Loki sliced deeply into the shoulder of the nearest man. He was just wrenching the sword out again when the breath rushed out of him and he realized the guards weren't the only ones who'd been successfully distracted for a moment. He leaned forward again, this time to try to pull himself off of the sword in his back.

The room went unnaturally bright, and his stomach turned. He grimaced, certain he was going to be sick at an incredibly inopportune time.


/

First an answer to a question from jaquelinelittle. "[I]f that apprentice healer can remove Brokk's spell which Loki can't, they could try the same with Odin's curse..."? I kind of took the answer to this for granted in my own head, but it probably won't be made explicit so it deserves an answer as it's key to the plot. The idea is that these are two very different types of magic. Brokk's is not person-specific, and not nearly as strong compared to what Odin applied to Loki, which was very strong and very much person-specific. The more general kind of magic is much more easily removed than the kind that was created For You And You Alone. I hope that makes sense, and thanks for asking! I imagine others may have wondered the same. Perhaps in a subsequent revision I'll add a phrase or two to clarify that.
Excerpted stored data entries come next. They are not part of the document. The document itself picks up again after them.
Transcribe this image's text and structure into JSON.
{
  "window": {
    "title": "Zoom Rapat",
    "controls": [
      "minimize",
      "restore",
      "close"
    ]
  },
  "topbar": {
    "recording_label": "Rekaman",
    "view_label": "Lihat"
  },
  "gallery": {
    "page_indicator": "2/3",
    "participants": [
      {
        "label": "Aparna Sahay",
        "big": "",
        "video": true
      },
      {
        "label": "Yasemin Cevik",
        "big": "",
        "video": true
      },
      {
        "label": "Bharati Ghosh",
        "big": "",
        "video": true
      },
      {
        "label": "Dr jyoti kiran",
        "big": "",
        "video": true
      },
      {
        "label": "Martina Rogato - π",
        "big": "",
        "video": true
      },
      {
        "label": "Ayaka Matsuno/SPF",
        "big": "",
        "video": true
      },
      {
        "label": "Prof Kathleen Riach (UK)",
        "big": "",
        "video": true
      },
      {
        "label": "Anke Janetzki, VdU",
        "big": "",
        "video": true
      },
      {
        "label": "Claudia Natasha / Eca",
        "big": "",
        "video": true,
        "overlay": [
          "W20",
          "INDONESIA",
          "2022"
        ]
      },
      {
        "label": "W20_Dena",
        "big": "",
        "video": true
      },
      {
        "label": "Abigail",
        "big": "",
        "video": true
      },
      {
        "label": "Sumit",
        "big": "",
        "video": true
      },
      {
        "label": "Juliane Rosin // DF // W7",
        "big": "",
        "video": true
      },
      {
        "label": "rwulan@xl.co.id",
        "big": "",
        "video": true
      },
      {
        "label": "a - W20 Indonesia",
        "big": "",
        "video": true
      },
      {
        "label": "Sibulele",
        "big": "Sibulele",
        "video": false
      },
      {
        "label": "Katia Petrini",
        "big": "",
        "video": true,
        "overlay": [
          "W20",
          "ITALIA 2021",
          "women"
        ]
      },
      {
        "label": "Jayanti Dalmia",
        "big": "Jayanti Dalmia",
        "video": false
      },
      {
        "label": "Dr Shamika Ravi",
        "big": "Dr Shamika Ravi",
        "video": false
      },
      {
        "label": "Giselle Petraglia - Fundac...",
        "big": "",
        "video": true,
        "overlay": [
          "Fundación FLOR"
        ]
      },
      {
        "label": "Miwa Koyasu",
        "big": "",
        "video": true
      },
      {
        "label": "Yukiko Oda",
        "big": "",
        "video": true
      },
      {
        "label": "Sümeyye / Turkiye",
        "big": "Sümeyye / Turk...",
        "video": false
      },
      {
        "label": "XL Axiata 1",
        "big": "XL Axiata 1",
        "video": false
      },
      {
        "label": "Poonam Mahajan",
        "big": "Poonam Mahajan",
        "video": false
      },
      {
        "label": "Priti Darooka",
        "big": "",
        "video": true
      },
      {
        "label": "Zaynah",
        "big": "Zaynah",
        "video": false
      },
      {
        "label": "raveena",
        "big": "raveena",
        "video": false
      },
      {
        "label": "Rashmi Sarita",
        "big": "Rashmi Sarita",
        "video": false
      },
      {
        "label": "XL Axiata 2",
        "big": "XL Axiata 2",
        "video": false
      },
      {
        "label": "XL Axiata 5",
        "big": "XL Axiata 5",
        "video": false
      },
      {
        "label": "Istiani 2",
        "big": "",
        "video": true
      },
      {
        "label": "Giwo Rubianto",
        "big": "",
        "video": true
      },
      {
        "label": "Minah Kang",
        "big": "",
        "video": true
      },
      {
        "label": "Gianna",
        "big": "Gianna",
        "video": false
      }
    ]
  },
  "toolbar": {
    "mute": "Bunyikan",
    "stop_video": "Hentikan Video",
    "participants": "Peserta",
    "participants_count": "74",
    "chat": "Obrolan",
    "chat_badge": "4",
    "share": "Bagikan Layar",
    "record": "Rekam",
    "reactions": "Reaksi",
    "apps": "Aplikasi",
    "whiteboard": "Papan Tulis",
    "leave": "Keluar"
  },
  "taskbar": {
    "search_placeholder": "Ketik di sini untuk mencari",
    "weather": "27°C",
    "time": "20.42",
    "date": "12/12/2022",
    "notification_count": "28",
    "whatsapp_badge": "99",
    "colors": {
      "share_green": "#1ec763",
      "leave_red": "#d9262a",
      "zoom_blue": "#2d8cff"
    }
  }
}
Second the continued "thank you's" - I do so love to hear from you, love chatting about all these characters. I appreciate each and every reader and reviewer. I-heart-you. ;-) You may not believe me (!) but we're closer to the end than the beginning now...and I wrote the last line of this story a few days ago. Not that it's in the next chapter. There are still many to go. But it just came to me and made me happy. Of course I may change it, who knows! Ha!

As for the next chapter...CHAPTER FIFTY, wow!...no teasers this time, except by request, to avoid spoiler-y-ness. Otherwise you get only this tiny excerpt:

"My queen, we must return to the palace immediately. There's been an attack at the observatory."

Frigga froze for just a second – the observatory, the temporary one, was a stone's throw from here – then nodded and headed for the door.